Вчера она погляделась в зеркало и в сердцах швырнула его оземь. Зеркало сказало, что погасла краса ее, не сияет лицо, как ясный месяц, увяли розы, потускнели кораллы и жемчуг, и вся она — как меркнущий вечер… Миновал солнечный полдень, пора ее расцвета, уплыли с водой красота и всеобщее поклонение…
А когда-то говорили, что она прекрасна, как ангел, сошедший с иконы, — недаром осталось за ней прозвище «Фуфала»[1]…
— Вон моя деревня… Желанная уже столько лет… Родное гнездо, где нет у меня ни крова, ни очага… Кто выбежит навстречу мне за калитку? Кто приветит ласковым словом, как некогда покойная матушка: «Вернулась домой, доченька? Цела, невредима? Оброни свои горести за порогом!» Некому больше приголубить сироту! И что мне осталось взамен? Жестокий мир, опустелая подлунная — без ласки-привета!
— Как хорош был наш балкон в лунном сиянье! А беседка из лоз, а аллея в саду?
— Бедный мой отец, храбрый воин, покоритель карсской крепости! Когда государь пожелал взглянуть на его портрет, отец согнул одной рукой подкову и велел отослать ее вместо карточки. И я, его дитя, дворянская дочь, должна теперь скитаться по пыльным дорогам!
На краю пшеничного поля стоял огромный, тенистый орех. Дрожь волнения охватила при виде его старуху.
Под этим орехом встретилась она в последний раз с телеграфистом Габо.
— Извелся я без тебя! Заслонила мне весь мир — свет божий померк, стал немил! Присушила меня, приворожила! Среди лета мерзну — хоть второе солнце на небе зажги, все равно без тебя мне не согреться!
— А я и слушать его не хотела! На другой день он выпил отраву из-за меня. Как знать — может, он смотрит теперь с неба на мои скитания и мучается. Знаю, знаю, болит у него душа, жестоко болит!
Фуфала посмотрела на остатки разрушенных стен, что чернели на вершине горы, и перекрестилась.
Как бывало весело на гулянье в день храмового праздника этой старинной святыни! Здесь однажды Доленджи, отчаянный наездник, распалив коня, перескочил в честь Фуфалы через семь разостланных в ряд бурок. А Зазуна, беспечный гуляка Зазуна, спрашивал ее: «Да кто ты такая — уж не дочь ли самого ясного солнышка?»
— А Ардашели ходил за мной как тень: «Некуда мне от тебя деться — казни или помилуй!» Но я была тверда как кремень — эх, и кого же я дожидалась? Отчего не верила никому, никого не слушала?

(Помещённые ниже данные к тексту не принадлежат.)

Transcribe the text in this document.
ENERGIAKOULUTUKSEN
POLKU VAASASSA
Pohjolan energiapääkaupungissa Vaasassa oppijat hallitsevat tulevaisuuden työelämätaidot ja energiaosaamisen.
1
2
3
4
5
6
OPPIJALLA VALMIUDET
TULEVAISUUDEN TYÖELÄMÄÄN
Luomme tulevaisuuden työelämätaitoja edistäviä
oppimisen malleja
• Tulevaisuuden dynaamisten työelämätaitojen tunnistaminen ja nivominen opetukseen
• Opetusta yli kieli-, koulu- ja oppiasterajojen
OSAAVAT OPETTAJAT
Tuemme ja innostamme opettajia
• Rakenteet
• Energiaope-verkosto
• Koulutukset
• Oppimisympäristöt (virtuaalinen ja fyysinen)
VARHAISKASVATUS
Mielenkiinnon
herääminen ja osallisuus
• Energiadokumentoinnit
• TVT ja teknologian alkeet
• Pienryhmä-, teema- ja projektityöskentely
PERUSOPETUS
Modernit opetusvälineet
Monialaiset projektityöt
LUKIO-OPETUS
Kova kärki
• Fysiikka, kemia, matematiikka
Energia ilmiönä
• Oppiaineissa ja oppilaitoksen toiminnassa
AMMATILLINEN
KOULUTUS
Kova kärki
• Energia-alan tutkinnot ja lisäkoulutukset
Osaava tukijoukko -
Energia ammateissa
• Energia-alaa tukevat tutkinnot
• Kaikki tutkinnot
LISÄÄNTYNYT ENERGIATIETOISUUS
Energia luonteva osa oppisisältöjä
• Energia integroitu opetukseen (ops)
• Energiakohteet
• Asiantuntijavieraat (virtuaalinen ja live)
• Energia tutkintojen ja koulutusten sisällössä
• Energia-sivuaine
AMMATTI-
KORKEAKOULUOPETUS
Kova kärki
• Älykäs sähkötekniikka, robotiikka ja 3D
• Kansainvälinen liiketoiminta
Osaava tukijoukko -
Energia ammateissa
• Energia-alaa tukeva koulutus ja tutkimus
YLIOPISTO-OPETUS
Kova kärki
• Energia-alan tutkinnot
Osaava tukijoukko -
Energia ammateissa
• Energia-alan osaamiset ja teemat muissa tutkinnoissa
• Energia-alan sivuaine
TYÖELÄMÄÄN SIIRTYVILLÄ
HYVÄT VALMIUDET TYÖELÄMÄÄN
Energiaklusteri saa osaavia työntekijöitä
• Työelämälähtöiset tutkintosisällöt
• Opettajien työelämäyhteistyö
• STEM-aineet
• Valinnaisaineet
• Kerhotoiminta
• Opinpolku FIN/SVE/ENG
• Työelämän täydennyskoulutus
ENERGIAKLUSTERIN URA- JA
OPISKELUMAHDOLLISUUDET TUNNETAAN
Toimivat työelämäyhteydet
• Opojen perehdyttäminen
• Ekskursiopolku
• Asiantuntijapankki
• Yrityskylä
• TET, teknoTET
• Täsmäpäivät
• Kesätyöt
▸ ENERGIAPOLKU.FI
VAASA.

— Что за яростный ветер пронесся надо мной — всю ограбил дочиста, ничего мне не оставил.
Показались дома — под бурыми соломенными или красными черепичными крышами. Из-за колючей изгороди проулка выглядывали задорные хохолки кукурузы. Из свежеполитых огородов тянуло чабером и укропом.
Вот и еще развалина — при виде своего разоренного пепелища Фуфала вспомнила вчерашний сон: она нежится в постели, а мать напевает, склонившись над ней:
Бушевало море,
Молнии сверкали,
Над волной бурливой
На крутом утесе
Был шатер раскинут,
В нем краса-девица,
Укрыта парчовым
Пестрым одеялом,
Спала-почивала.
Я парчу откинул,
Разбудил красотку
И поцеловал.
Девушка зарделась,
В лице изменилась,
Письмо написала,
А кому послала?
— Кому пошлешь? — спрашивает с улыбкой матушка. — Сулхану, Арчилу или Рамазу? — Фуфала колебалась и сидела, задумавшись, на постели, а мать упрашивала ее:
— Что ты бровки насупила? Прояснись, разгладь морщинки у себя на лбу, жизнь моя!
Но рассеялось сладкое сновидение… Нет уютной постели… Фуфала проснулась в хижине у кумы-крестьянки, на соломе, разостланной прямо на земляном полу. И сразу послышался ей за дверью сердитый голос хозяина, бранившего жену:
— Избавь меня от старой хрычовки! Смотри, повадится к нам да и поселится, как у себя дома!
— Как же я ее выставлю — она мне лекарства дает! Вот намедни от головной боли вылечила!
— Ну, так потчуй ее разносолами, чтоб ей пусто было!
Фуфала подчас лекарничала ради куска хлеба — слыла лечеей.
— Свари ворону так, чтобы в своем пару упрела, и выпей отвару.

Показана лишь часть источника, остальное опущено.